Kalte Schokoladendesserts sind einfacher mit Wein zu kombinieren als warme oder heiße. Zu einem Schokoladenfondue funktionieren bestenfalls Port oder Cream Sherry, alles andere wird von der Hitze, der Gewalt der Textur und dem Zucker erschlagen. Den Versuch machten wir allerdings nicht in der Tiefe, weil wir alten Port oder gereiften Sherry dafür nicht verschwenden wollen und man sich auch fragen kann, was man seinem Körper mit Schokoladenfondue eigentlich antut. Ein fünfzig Jahre alter Sherry passte zu Milchschokolade mit Mandeln, Pistazien und Haselnüssen sehr gut. Eine hochwertige hellere Schokolade mit vom Chocolatier hineingemixten getrockneten Cranberries war in Ordnung mit fettem Port und ruinierte feinen Amontillado.

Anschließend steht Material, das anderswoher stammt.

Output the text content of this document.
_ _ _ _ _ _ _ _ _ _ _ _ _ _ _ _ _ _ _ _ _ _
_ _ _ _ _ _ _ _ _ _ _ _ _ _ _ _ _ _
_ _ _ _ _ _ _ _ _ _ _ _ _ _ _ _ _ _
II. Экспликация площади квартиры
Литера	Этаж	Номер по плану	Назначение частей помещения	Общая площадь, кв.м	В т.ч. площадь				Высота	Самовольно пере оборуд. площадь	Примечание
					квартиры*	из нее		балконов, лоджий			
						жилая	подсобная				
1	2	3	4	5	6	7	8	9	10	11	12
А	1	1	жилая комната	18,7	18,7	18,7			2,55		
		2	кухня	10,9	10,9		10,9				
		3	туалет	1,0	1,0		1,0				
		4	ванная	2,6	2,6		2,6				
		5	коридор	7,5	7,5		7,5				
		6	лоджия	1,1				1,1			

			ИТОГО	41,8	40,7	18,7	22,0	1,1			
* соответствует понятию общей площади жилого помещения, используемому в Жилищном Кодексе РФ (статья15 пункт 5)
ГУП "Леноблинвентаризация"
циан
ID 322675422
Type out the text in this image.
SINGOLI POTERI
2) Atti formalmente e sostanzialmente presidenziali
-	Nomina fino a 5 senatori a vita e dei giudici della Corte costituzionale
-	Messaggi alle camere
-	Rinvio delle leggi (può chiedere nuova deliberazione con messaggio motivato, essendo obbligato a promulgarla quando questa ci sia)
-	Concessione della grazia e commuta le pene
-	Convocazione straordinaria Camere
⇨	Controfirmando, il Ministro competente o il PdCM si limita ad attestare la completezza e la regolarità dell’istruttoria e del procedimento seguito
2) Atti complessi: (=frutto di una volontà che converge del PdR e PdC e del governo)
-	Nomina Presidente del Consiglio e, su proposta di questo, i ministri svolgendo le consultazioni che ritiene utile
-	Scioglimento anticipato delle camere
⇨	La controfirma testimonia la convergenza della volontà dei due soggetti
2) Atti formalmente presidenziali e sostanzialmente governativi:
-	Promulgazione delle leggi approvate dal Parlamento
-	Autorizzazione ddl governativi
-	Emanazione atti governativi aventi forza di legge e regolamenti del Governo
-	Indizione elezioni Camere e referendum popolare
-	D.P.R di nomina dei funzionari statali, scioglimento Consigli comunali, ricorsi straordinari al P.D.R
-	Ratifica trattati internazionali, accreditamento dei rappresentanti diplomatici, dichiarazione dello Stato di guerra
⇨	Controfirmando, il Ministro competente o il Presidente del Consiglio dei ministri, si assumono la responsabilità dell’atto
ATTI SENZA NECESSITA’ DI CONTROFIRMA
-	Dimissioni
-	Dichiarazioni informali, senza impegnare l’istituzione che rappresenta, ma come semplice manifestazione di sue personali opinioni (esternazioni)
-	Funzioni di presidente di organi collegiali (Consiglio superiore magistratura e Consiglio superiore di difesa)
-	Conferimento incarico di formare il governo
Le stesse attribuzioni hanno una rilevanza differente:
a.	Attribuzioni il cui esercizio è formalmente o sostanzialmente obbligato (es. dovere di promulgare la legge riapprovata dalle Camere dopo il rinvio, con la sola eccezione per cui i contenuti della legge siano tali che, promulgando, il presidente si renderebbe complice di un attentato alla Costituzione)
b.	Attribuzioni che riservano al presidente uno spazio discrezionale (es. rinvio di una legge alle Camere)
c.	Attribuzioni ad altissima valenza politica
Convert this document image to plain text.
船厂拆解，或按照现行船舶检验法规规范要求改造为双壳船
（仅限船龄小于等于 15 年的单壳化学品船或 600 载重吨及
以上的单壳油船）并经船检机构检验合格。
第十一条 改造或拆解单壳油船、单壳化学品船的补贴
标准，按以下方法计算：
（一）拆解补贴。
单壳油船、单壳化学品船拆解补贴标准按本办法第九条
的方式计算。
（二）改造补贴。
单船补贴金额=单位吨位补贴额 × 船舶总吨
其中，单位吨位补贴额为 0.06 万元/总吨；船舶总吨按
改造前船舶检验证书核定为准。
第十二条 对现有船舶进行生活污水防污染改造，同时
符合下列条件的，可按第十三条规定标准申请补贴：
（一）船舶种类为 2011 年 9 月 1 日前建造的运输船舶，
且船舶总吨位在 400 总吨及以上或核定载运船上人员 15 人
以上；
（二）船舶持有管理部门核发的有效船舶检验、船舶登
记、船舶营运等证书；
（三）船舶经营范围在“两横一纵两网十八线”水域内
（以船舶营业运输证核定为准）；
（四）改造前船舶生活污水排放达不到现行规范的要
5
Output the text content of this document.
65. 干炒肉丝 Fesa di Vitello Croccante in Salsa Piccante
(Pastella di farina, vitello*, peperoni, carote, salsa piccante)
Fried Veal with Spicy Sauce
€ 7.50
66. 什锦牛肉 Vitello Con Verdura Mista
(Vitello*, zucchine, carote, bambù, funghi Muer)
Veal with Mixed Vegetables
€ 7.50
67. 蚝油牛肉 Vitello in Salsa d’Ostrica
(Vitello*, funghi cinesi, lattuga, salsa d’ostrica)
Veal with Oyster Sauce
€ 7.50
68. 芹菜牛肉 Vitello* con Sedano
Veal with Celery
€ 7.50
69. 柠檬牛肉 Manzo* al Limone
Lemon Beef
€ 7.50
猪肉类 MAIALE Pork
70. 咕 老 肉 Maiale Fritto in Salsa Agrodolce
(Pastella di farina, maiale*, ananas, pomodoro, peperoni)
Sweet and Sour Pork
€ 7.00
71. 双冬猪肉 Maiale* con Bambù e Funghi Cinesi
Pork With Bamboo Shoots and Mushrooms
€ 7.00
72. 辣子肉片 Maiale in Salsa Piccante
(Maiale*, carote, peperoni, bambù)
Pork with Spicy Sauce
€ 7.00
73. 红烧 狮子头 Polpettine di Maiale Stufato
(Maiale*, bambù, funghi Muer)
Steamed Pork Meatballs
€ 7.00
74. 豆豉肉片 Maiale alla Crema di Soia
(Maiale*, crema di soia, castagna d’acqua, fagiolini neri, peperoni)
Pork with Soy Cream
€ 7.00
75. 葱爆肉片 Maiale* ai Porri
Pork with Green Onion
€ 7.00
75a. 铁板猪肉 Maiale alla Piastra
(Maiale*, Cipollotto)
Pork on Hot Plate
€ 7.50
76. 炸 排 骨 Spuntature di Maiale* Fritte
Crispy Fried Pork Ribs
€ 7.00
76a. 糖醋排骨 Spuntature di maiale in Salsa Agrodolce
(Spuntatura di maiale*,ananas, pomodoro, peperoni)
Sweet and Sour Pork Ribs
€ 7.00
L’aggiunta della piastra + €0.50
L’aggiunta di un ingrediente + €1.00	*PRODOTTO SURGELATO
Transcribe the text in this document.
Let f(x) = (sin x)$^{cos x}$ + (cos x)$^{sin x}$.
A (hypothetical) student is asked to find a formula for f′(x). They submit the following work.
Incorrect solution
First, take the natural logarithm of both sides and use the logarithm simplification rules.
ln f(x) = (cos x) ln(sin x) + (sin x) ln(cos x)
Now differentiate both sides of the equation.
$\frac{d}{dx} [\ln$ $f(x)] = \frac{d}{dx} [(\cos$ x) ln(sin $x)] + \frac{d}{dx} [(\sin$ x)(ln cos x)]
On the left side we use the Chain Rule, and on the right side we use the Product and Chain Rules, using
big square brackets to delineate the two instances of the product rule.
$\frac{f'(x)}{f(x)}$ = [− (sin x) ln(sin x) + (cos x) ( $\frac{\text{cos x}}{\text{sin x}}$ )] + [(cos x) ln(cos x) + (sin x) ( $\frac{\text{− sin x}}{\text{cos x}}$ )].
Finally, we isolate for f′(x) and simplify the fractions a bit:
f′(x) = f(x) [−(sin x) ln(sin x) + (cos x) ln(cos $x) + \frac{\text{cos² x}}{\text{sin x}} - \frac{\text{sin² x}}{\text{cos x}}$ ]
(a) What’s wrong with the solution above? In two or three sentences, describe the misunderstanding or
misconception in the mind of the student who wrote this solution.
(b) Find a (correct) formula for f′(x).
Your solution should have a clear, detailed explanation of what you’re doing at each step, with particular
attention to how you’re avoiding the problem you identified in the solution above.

Zur weißen Schokolade. Manche sagen, sie sei gar keine richtige Schokolade und haben damit einen Punkt. Eine junge Beerenauslese vom Riesling schmeckte eindimensional säuerlich, wobei die cremige Textur der Schokolade gut zur Säure des Weins paßte, der Amontillado wurde jedoch bitter. Zu beiden Weinen schmeckte Nußschokolade viel besser, kitzelte zwar keine besondere Überraschung heraus, schadete aber nicht. Die hier und da empfohlene Kombination von weißer Schokolade und Champagner wegen angeblicher Spannung zwischen der cremigen Textur weißer Schokolade und den Hefe- oder Briochenoten des Champagner testeten wir nicht. Zur Zeit lagern wir nur Rosé Champagner der Spitzenklasse, und der ist uns für Experimente zu schade. Im übrigen ist uns weiße Schokolade viel zu süß. Was uns zum Fazit bringt...
Mit etwas Überlegung und einigem Aufwand ist die ideale Wein-/Schokoladen-Kombination durchaus zu entdecken und nach sorgfältigen Versuchen sogar Gästen zumutbar. Nur: warum sollte man?